GROUP BY

One row is one thing, e.g. a row in an employees table would represent one employee. So far, we haven't deviated from this at all. However, what if we want insights on groups of rows?

Imagine you are a data scientist for a website similar to levels.fyi, called devils.fyi. Your website has a bunch of data on employees of various companies, including their self-reported salaries. This is in the employees table.


employees
column_name type
id
INTEGER
name
VARCHAR
company
VARCHAR
department
VARCHAR
job_title
VARCHAR
salary
INTEGER
start_date
DATE

You are doing an analysis to see which companies pay the best. First you want to know the highest paid salary at each company. How would you do this? We know we can get the highest of something using ORDER BY and LIMIT, but that won't work per company. We would have to use a WHERE clause to look at 1 specific company

SELECT *
FROM employees
WHERE company = 'Poogle'
ORDER BY salary DESC
LIMIT 1;
id
INTEGER
name
VARCHAR
company
VARCHAR
department
VARCHAR
job_title
VARCHAR
salary
INTEGER
start_date
DATE
10
Marianne Schamberger
Poogle
Marketing
Future Infrastructure Assistant
300000
2017-03-27

We can repeat this for every single company, but that isn't the best way. We want 1 query that can compute this for each company.

The problem is that all the relational algebra operations we learned so far deal with rows. Since this is the employees table, the rows represent employees. It takes many rows, i.e. a group of rows, to represent all the data we have for a particular company. Since we're dealing with groups of rows, we need a new type of operation that works on groups: aggregation.

Aggregation is the process of grouping rows together, then calculating individual values for those groups. In our case, we want to group the rows within each company, and then get the maximum salary from each group. In SQL, this is expressed in 2 parts: a GROUP BY clause and an aggregate function. GROUP BY does the grouping part, and the aggregate function gets the maximum value.

SELECT max(salary) AS top_salary
FROM employees
GROUP BY company;
top_salary
INTEGER
254000
277000
300000

This doesn't show us which top salary belongs to which company, so let's add company to the SELECT clause.

SELECT
  company,
  max(salary) AS top_salary
FROM employees
GROUP BY company;
company
VARCHAR
top_salary
INTEGER
Footbook
254000
Wamazon
277000
Poogle
300000

Great! We have our insight. However, since we're a little nosy, let's also see the name of each person with that salary.

SELECT
  company,
  name,
  max(salary) AS top_salary
FROM employees
GROUP BY company;
error: column "employees.name" must appear in the GROUP BY clause or be used in an aggregate function

Wait.. we can't do that? We can select company, but not name. What's going on? The differece is that company appeared in the GROUP BY, while name did not. To understand this distinction, it helps to visualize the aggregation process.

company name salary Poogle Lindsay 293000 Poogle François 131000 Poogle Jenny 162000 Wamazon Remmy 149000 Wamazon Milton 42000 company GROUP BY company name salary Poogle (Lindsay, François, Jenny) (293000, 131000, 162000) Wamazon (Remmy, Milton) (149000, 42000)

Think of the GROUP BY as transforming the table in a special way. It becomes an intermediate table with 2 types of columns: the grouped columns (green) and un-grouped columns (red). In this case, company is grouped, as it appears in GROUP BY company, and salary and name are not. The values in the company column which are equal to one another aggregate to form the groups, becoming the new green column containing all the unique values.
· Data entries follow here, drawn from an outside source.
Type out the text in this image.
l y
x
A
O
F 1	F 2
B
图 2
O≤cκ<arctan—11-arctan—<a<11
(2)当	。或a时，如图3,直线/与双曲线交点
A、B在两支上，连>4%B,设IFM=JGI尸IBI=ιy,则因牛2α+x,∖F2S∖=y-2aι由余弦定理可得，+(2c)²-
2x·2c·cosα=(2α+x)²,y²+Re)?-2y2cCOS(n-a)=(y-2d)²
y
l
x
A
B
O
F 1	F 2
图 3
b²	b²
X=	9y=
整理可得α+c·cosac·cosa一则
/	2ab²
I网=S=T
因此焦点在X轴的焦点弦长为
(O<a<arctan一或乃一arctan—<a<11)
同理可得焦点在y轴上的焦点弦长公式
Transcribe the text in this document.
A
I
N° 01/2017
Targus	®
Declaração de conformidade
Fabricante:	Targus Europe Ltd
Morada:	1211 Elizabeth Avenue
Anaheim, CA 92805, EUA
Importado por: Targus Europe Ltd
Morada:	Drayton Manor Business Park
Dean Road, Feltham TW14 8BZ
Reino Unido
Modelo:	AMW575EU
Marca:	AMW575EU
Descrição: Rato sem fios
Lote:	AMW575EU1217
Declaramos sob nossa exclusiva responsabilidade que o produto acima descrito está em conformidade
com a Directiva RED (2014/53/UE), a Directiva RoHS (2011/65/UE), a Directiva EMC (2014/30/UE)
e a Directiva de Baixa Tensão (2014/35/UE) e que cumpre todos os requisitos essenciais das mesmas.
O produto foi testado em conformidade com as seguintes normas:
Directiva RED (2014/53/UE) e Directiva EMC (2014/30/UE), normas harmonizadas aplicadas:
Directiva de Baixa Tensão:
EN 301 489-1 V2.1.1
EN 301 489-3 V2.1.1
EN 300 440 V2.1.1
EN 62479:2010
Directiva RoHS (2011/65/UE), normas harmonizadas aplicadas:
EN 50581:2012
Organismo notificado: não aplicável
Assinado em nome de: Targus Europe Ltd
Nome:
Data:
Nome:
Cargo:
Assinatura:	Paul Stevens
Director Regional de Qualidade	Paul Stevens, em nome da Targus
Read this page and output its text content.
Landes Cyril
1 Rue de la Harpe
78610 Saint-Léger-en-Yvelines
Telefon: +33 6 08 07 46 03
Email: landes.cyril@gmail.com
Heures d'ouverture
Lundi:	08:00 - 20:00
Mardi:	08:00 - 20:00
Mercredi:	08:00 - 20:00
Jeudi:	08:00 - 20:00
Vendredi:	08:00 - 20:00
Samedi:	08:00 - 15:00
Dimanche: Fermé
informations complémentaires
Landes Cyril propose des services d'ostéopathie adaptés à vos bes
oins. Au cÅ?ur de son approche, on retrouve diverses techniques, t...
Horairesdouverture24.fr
It is basically a normal column now that you can select. The rest of the values in the non-grouped columns glob together in a sort of collection within each group/row. Think of these collections as complex values that can't be selected directly, you need to aggregate the collection, making it a single value per row, in order to select it.

company salary , max() SELECT company name salary Poogle (Lindsay, François, Jenny) (293000, 131000, 162000) Wamazon (Remmy, Milton) (149000, 42000) company max(salary) Poogle 293000 Wamazon 149000

That's where max(salary) comes in. max() is an aggregate function. Unlink normal functions, which take in individual values and return individual values, aggregate function take in collections/groups of values and return individual values. Each aggregate function has its own way of converting the group to a single value. max() does this by picking the 1 largest number from the group. Selecting name directly doesn't work because name is still a collection of names. We have to apply an aggregate function on it.

What if we do max(name) instead?

SELECT
  company,
  max(name) AS max_name,
  max(salary) AS top_salary
FROM employees
GROUP BY company;
company
VARCHAR
max_name
TEXT
top_salary
INTEGER
Footbook
Wilson Maggio
254000
Wamazon
Sheri Labadie
277000
Poogle
Tami Glover
300000

It's not an error anyome, but the max_name isn't the name of the person who has the top salary per company. Taking max(name) just takes the maximum value within the names of the group (the company), and since the values are text, "maximum" means alphabetically last.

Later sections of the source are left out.